On the department stores, he said that last year “began the framework for rebuilding J.C. Penney. Over the next two to five years, my goal is to see the sales growth in the 2 percent range. We’re not looking for 4 or 5, just 2. Let’s get there, so we can get back to 6 to 8 percent profitability.
“We peaked in 1994 at 8 percent. At that time we had $130 in sales per square foot,” he said, adding “decentralizing was the key reason for bad productivity. There’s no way you can market 1,150 different [store] strategies.
“Our central people never knew what was going on in the stores, but the bigger issue for why Penney’s has not done well in the last decade or more, is that when we moved here in 1987, we left most of the merchandising organization behind — 70 percent of senior merchandising executives.”
However, Penney’s did maintain “great lawyers, a great construction team and a great financial team, but didn’t have people who understood merchandising.
“In the fourth quarter, we cut and closed some unproductive stores and cleaned up a lot of inventories. That will be an ongoing process, of narrowing down and we’ve put a renewed focus on expense control. Now we begin a new life as a centralized organization.”
He said Penney’s targets families with household incomes of $30,000 to $80,000, while people in higher income brackets shop Penney’s for basic commodities.
He said Vanessa Castagna, executive vice president and chief operating officer of stores, catalog and Internet has spent much time examining the competition, and that on a quarterly basis, the team visits 20 to 30 stores at a time. “If you don’t do that, you are not being a good retailer.”
Discussing the catalog, he said that it has a sophisticated infrastructure, the business has been flat for five years and that it got too tied to the store marketing effort. “We really need to think of the catalog as a separate entity.”
He said Internet sales are planned at $450 million this year, against $300 million last year and the objective is that the Internet business becomes profitable.

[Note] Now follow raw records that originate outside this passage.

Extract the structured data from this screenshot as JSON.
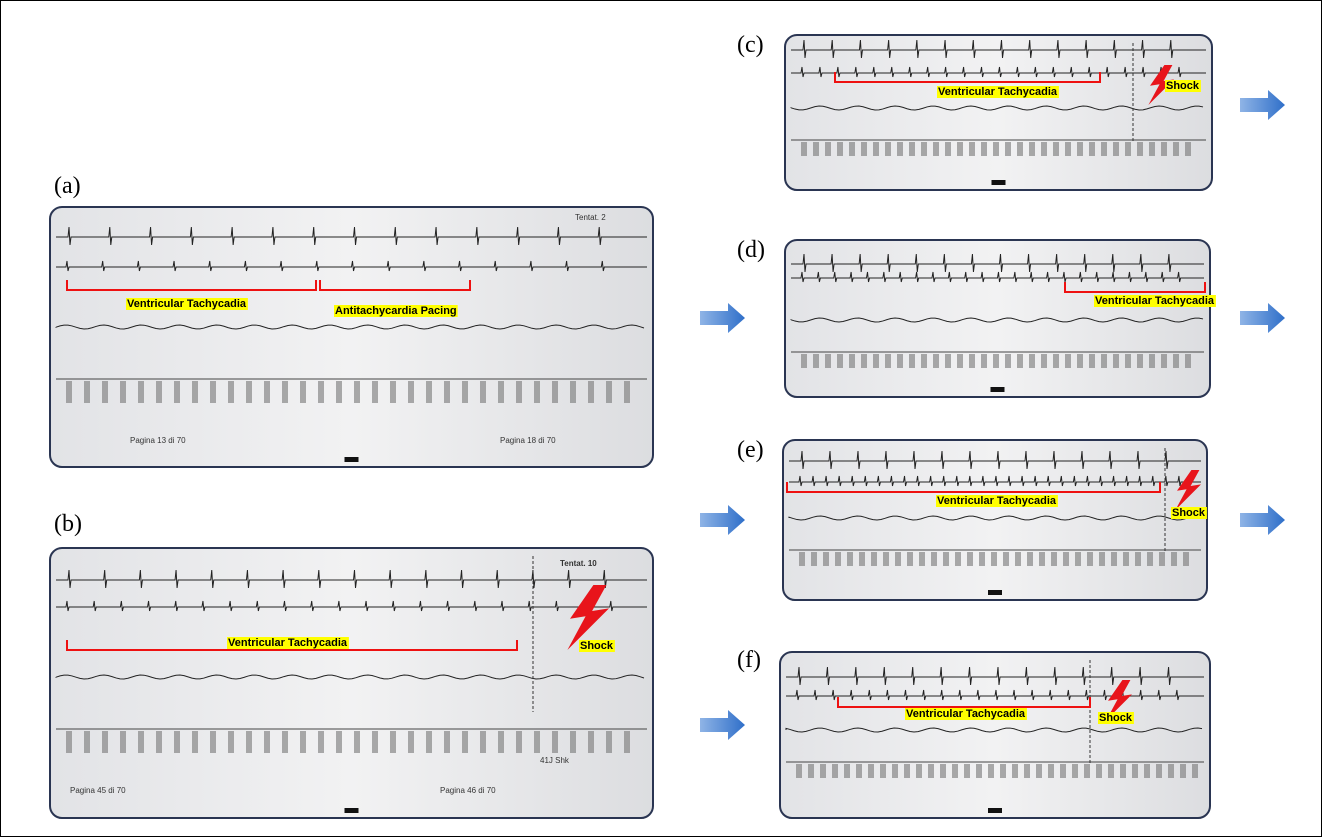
{
  "panels": [
    {
      "label": "(a)",
      "header": "Tentat. 2",
      "annotations": [
        "Ventricular Tachycadia",
        "Antitachycardia Pacing"
      ],
      "footer": [
        "Pagina 13 di 70",
        "Pagina 18 di 70"
      ]
    },
    {
      "label": "(b)",
      "header": "Tentat. 10",
      "annotations": [
        "Ventricular Tachycadia",
        "Shock"
      ],
      "footer": [
        "Pagina 45 di 70",
        "Pagina 46 di 70"
      ],
      "note": "41J Shk"
    },
    {
      "label": "(c)",
      "annotations": [
        "Ventricular Tachycadia",
        "Shock"
      ]
    },
    {
      "label": "(d)",
      "annotations": [
        "Ventricular Tachycadia"
      ]
    },
    {
      "label": "(e)",
      "annotations": [
        "Ventricular Tachycadia",
        "Shock"
      ]
    },
    {
      "label": "(f)",
      "annotations": [
        "Ventricular Tachycadia",
        "Shock"
      ]
    }
  ]
}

However, the catalog won’t make money this year, considering, “it’s a big book with a lot of unproductive pages. We’ve got to do a lot of restyling.”
Questrom called Eckerd “a good piece of equipment under the right leadership,” and corporate-wide Penney’s “has the talent and will continue to make some changes.” He also said the Penney’s customer is most affected by the energy problem, but that that should be less of a problem in the next year and a half with tax relief. “My hope is we won’t spend a lot of time in Congress coming up with tax adjustment. Whether it’s $1 trillion or $1.6 trillion, that’s a big stimulus.” Questrom said he didn’t think the economy would collapse, but with tax relief, the government should “do it sooner rather than later.
“It’s going to have less effect the longer out you go,” he said.
“The key thing is that [Penney’s] is a moderate business. For most department stores that is not their focus. That is huge.” He said Penney’s will also go after older customers, but fashionable customers, and that generally department stores don’t focus on people over 50 in terms of categories, “We will focus primarily on the apparel-textile side, curtain and drapery area, there’s a huge value proposition on the kid’s side.
“We’re really going after the broad middle market. We will spend a lot of effort on our private label and our own branding. We’re not locked into [in-store] shops. We can be a very strong classification business, where you see all your pants, all your sweaters, in one area. The way other department stores are set up, it’s very complicated to do that.”
As far as upgrading the stores, Questrom said that the team is pulling together a prototype, “but we don’t have a living model that we can agree makes sense.” However, the team has agreed that more than just new carpeting and lighting, already being put in, is required, to “really change the dynamics so you get energy.”